"For the Eternal Joy, its radiance bent

Directed on Beatrice and from her eyes

Reflected, held me in entire content. ...

And saw her eyes so clear, so lit all through

With rapture, that her loveliness outshined

All earlier wont, yea and her latest too."

(Canto XVIII. 16-18, 55-57)

Beatrice, the constant guide toward God becomes ever more resplendent as they journey toward that radiant point of light. We often say that our eyes are windows into the soul and so it is to Dante as he gazes upon Beatrice. In so doing, Dante has materialized in his imagination her presence even though he realizes that her body is not yet united with her soul. She has become for Dante a mirror into the radiance,love and beauty of God. In her eyes "lit with rapture" or contemplation is a a light that can only be perceived by her intellect rapt in contemplation and Dante he sees this rapture in her eyes.

We are still in the heavenly sphere of Mars and Cacciaguida speaks to Dante thus,

"In the fifth tier of the tree,
Which takes life from the top and which bears fruit
Forever and which never sheds its leaves,
Bloom blesses spirits who, before they came
To heaven, had below such wide renown...."
(Canto XVIII.29-32/James F. Cotter translation)

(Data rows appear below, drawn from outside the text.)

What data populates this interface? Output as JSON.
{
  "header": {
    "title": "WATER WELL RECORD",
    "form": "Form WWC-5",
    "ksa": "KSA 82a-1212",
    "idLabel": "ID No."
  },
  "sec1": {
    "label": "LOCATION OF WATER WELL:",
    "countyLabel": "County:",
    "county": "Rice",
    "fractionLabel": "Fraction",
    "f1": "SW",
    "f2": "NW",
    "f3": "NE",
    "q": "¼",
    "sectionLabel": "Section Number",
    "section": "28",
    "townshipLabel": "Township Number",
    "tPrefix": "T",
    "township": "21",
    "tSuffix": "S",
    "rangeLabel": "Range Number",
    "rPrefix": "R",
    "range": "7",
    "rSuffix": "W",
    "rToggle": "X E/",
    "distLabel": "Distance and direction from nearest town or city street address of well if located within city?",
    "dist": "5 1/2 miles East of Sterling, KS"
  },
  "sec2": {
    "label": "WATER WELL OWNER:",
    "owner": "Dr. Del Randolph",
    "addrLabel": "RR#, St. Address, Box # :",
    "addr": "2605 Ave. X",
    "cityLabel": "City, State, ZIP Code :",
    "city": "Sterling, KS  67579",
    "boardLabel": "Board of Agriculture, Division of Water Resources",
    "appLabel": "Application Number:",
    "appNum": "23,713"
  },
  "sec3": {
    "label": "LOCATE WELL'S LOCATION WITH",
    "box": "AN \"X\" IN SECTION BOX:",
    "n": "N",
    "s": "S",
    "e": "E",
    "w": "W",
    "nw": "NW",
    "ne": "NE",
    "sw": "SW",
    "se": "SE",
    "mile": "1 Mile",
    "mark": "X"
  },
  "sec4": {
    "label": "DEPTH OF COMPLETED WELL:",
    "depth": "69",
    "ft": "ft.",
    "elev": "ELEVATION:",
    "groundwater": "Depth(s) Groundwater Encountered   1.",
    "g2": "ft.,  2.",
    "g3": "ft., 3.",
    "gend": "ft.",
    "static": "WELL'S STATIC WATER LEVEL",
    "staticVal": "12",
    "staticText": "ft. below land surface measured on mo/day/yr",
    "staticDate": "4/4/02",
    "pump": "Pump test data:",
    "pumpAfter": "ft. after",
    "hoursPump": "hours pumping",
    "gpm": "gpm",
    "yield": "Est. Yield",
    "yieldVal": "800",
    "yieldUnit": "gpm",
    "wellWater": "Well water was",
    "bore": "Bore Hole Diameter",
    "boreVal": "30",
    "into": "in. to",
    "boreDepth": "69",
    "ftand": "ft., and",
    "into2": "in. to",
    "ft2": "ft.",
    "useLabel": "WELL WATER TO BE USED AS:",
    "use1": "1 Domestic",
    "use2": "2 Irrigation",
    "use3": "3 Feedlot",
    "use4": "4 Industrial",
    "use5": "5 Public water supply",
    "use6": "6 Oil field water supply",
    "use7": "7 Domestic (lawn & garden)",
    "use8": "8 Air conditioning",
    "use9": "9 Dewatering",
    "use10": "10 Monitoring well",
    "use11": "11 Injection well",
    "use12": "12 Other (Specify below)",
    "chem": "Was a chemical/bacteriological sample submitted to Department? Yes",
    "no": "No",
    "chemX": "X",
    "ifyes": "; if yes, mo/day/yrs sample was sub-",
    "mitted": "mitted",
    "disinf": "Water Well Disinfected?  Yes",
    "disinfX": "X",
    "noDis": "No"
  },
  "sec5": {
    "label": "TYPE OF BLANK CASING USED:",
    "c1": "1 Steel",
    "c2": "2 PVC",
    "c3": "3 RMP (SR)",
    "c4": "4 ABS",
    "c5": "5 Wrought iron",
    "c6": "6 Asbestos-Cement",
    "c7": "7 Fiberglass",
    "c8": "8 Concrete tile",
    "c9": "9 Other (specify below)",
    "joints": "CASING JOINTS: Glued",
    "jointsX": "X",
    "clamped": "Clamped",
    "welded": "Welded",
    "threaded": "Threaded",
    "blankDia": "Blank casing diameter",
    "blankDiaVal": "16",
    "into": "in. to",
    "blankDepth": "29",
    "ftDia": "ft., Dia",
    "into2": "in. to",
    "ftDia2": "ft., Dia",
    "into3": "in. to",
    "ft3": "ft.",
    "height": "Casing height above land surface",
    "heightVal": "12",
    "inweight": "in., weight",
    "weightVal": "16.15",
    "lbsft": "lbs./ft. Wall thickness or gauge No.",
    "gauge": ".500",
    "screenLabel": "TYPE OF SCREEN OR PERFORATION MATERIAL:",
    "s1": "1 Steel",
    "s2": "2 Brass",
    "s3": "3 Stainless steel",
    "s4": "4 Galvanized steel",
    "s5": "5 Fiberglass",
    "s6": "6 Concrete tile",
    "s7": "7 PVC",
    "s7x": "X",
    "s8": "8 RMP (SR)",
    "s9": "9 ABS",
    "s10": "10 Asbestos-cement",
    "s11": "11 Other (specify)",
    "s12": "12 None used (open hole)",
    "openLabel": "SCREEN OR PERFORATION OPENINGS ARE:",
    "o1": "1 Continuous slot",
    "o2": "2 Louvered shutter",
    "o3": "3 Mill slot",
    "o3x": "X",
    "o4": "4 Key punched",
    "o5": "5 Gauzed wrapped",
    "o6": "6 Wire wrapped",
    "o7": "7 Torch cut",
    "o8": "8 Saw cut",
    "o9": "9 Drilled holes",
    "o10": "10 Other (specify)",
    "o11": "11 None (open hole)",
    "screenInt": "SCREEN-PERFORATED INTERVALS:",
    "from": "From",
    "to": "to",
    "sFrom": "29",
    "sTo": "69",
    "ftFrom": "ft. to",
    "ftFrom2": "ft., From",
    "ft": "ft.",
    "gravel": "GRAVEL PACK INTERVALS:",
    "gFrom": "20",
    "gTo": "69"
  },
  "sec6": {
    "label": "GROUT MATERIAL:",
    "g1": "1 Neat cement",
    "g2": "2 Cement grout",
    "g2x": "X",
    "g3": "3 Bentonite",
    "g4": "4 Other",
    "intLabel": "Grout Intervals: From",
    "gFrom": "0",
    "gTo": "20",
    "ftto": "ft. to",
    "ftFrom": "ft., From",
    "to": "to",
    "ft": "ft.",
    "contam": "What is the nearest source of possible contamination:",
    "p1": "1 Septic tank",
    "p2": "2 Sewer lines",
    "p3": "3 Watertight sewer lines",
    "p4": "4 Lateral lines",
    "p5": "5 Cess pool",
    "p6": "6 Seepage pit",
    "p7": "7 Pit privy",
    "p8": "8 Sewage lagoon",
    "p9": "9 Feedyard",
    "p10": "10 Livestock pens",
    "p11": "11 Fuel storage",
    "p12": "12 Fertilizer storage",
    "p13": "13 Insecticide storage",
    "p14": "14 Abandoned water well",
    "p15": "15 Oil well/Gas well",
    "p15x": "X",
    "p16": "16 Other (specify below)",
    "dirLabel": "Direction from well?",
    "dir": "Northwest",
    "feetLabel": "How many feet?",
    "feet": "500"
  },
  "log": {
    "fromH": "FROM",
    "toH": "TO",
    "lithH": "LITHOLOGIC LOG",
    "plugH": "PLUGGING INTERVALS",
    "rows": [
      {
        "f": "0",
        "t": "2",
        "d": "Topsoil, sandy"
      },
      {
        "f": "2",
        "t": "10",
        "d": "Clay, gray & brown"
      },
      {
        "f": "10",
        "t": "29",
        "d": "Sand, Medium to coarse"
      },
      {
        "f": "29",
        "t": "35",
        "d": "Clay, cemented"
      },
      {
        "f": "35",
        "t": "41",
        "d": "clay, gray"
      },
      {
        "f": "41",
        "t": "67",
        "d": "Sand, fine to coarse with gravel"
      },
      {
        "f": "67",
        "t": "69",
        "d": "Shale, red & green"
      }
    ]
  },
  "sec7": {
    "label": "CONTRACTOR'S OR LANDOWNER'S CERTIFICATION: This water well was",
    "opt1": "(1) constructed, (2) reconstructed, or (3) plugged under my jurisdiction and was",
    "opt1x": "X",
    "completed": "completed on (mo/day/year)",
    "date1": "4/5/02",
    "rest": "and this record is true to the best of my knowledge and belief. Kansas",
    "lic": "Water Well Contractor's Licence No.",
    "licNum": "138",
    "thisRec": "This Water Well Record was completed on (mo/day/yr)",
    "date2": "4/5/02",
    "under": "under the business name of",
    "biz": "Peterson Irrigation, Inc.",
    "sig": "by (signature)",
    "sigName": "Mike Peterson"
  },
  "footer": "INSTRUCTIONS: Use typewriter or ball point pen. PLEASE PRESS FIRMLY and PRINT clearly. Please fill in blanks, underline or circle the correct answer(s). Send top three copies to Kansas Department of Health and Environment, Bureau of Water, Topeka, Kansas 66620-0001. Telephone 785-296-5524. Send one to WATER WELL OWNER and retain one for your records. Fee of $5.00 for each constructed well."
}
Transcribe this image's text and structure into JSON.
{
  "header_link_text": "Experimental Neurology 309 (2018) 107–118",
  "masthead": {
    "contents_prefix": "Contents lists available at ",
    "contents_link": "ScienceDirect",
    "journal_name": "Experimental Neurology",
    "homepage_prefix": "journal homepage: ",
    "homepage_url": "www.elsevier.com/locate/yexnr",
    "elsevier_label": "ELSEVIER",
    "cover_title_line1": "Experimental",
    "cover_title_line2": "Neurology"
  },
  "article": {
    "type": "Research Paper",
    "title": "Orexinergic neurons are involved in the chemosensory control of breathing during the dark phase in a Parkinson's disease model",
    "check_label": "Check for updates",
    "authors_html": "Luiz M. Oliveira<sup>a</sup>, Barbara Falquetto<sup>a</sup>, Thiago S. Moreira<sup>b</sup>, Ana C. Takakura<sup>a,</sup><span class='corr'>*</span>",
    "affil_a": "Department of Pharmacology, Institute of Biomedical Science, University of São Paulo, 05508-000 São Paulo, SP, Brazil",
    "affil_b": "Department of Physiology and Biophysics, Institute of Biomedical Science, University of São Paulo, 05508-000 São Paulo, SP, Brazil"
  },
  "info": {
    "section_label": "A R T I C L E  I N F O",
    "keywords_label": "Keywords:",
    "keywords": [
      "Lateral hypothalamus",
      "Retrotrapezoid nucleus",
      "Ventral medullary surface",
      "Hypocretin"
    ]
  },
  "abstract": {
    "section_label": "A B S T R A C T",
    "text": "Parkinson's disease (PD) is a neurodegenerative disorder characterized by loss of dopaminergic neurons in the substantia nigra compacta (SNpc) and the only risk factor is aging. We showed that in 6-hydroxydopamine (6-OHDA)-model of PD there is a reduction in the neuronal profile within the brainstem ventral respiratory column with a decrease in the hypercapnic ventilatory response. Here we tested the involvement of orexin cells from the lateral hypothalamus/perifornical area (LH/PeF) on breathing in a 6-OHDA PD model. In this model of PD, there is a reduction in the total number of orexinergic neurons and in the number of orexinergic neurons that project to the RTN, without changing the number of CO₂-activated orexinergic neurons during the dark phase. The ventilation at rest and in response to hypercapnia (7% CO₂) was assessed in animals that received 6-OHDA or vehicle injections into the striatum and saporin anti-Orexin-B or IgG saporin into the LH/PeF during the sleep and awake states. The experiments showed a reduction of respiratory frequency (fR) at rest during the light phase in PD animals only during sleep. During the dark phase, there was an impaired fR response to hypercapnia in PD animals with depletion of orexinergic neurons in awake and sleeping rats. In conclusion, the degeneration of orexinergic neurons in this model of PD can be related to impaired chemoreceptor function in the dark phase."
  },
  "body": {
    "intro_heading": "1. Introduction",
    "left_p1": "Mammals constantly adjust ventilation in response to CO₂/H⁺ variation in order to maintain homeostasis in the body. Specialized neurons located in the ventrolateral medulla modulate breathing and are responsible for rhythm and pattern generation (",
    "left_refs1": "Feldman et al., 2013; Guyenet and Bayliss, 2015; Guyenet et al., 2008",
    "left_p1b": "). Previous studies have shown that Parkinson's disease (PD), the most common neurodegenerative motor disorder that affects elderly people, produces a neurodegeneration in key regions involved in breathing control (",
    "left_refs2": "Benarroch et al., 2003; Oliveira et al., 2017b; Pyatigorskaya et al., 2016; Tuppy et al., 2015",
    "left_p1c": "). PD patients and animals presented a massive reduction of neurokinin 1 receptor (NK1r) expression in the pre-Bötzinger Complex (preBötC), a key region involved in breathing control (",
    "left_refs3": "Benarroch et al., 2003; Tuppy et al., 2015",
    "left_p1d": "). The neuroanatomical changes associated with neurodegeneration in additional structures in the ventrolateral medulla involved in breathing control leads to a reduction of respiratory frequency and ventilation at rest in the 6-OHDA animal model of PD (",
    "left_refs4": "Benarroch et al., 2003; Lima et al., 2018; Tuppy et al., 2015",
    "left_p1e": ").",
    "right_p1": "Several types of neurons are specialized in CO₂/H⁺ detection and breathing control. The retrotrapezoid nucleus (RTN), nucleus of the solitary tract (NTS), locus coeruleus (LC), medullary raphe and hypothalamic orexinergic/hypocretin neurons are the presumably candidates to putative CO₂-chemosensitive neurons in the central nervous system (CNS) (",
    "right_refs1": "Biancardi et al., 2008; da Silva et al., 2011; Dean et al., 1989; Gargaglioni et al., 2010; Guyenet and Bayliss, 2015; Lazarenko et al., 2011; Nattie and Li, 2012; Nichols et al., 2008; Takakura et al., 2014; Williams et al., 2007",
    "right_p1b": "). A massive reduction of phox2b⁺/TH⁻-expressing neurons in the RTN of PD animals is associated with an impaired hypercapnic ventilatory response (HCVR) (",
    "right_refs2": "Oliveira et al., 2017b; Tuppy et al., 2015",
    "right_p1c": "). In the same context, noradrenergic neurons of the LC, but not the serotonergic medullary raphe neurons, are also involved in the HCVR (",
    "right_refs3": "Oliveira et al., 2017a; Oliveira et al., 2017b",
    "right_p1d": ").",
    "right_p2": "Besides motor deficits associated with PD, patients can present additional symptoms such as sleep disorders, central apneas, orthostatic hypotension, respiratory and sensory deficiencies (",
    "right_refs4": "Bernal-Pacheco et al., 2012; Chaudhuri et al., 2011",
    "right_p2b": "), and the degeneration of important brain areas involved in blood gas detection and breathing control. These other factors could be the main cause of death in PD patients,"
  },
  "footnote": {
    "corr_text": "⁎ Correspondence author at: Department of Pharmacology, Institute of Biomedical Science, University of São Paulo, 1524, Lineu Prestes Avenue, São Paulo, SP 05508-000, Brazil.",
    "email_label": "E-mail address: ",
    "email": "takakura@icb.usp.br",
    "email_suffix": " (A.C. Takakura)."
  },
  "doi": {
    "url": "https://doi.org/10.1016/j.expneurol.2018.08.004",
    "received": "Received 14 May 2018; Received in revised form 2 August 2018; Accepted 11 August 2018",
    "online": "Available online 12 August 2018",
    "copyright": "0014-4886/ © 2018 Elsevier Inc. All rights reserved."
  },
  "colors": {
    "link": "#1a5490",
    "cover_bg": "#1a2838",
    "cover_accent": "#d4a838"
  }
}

The "fifth tier of the tree" is Mars. This tree unlike a tree which takes its nourishment from the ground by its roots, is a tree which signifies the tree of life in heaven which receives its unending life from God.

The men of renown which Cacciaguida names and Dante sees as moving lights from the cross were champions of the faith. Joshua and Machabees (Old Testament) Roland with Charlemaye, William, Reynald and Duke Godfrey, Robert Guiscard, secular rulers who in their times promoted the Christian faith.

 

Suddenly Dante finds himself on the sixth planet which he describes as temperate, and of sheen pure white. The bright souls on this sphere spell out with their multitudinous presence the following message:

"DILIGITE IUSTITIAM;

QUI IUDICATIS TERRAM."

meaning

"Love justice, you who judge the earth."
(Ws 1:11)

This final M of TERRAM suggest the number 1,000 and the concept of millennium and monarchy or people united under a universal ruler. The M transformed into an eagle signifies the ancient supremacy of Rome ordained by God for the for the peace and unity of the world. This emblem is spelled out by the souls of the just and indicates Dante's emerging comprehension of the meaning of history and the divine pattern of justice. (Penguin Classics, Paradise, notes on p. 218) Dante exclaims--

"Loved star! what jewels, and how many of them
Showed me 'twas Justice whose terrestrial course
Is governed by heaven thou dost begem!"
(Canto XVII. 115-117)

Dante conceives that this heavenly sphere of just rulers influences justice on earth. But he also notes that justice on earth has been obscured by those who rule the Church. He asks that these just souls pray --

"So that once more he may be angry with
The buying and selling in the temple
Whose walls were built by miracles and martyrs."

This is a allusion to Christ who drove out the sellers from the temple of Jerusalem and in the verses that follow (124-132) Dante opposes the practice in the Church of selling indulgences, ecclesiastical positions and excommunications which were lifted after a sum of money was paid. He reminds Church leaders that the Church of Christ was built on miracles and the blood of martyrs not on greed.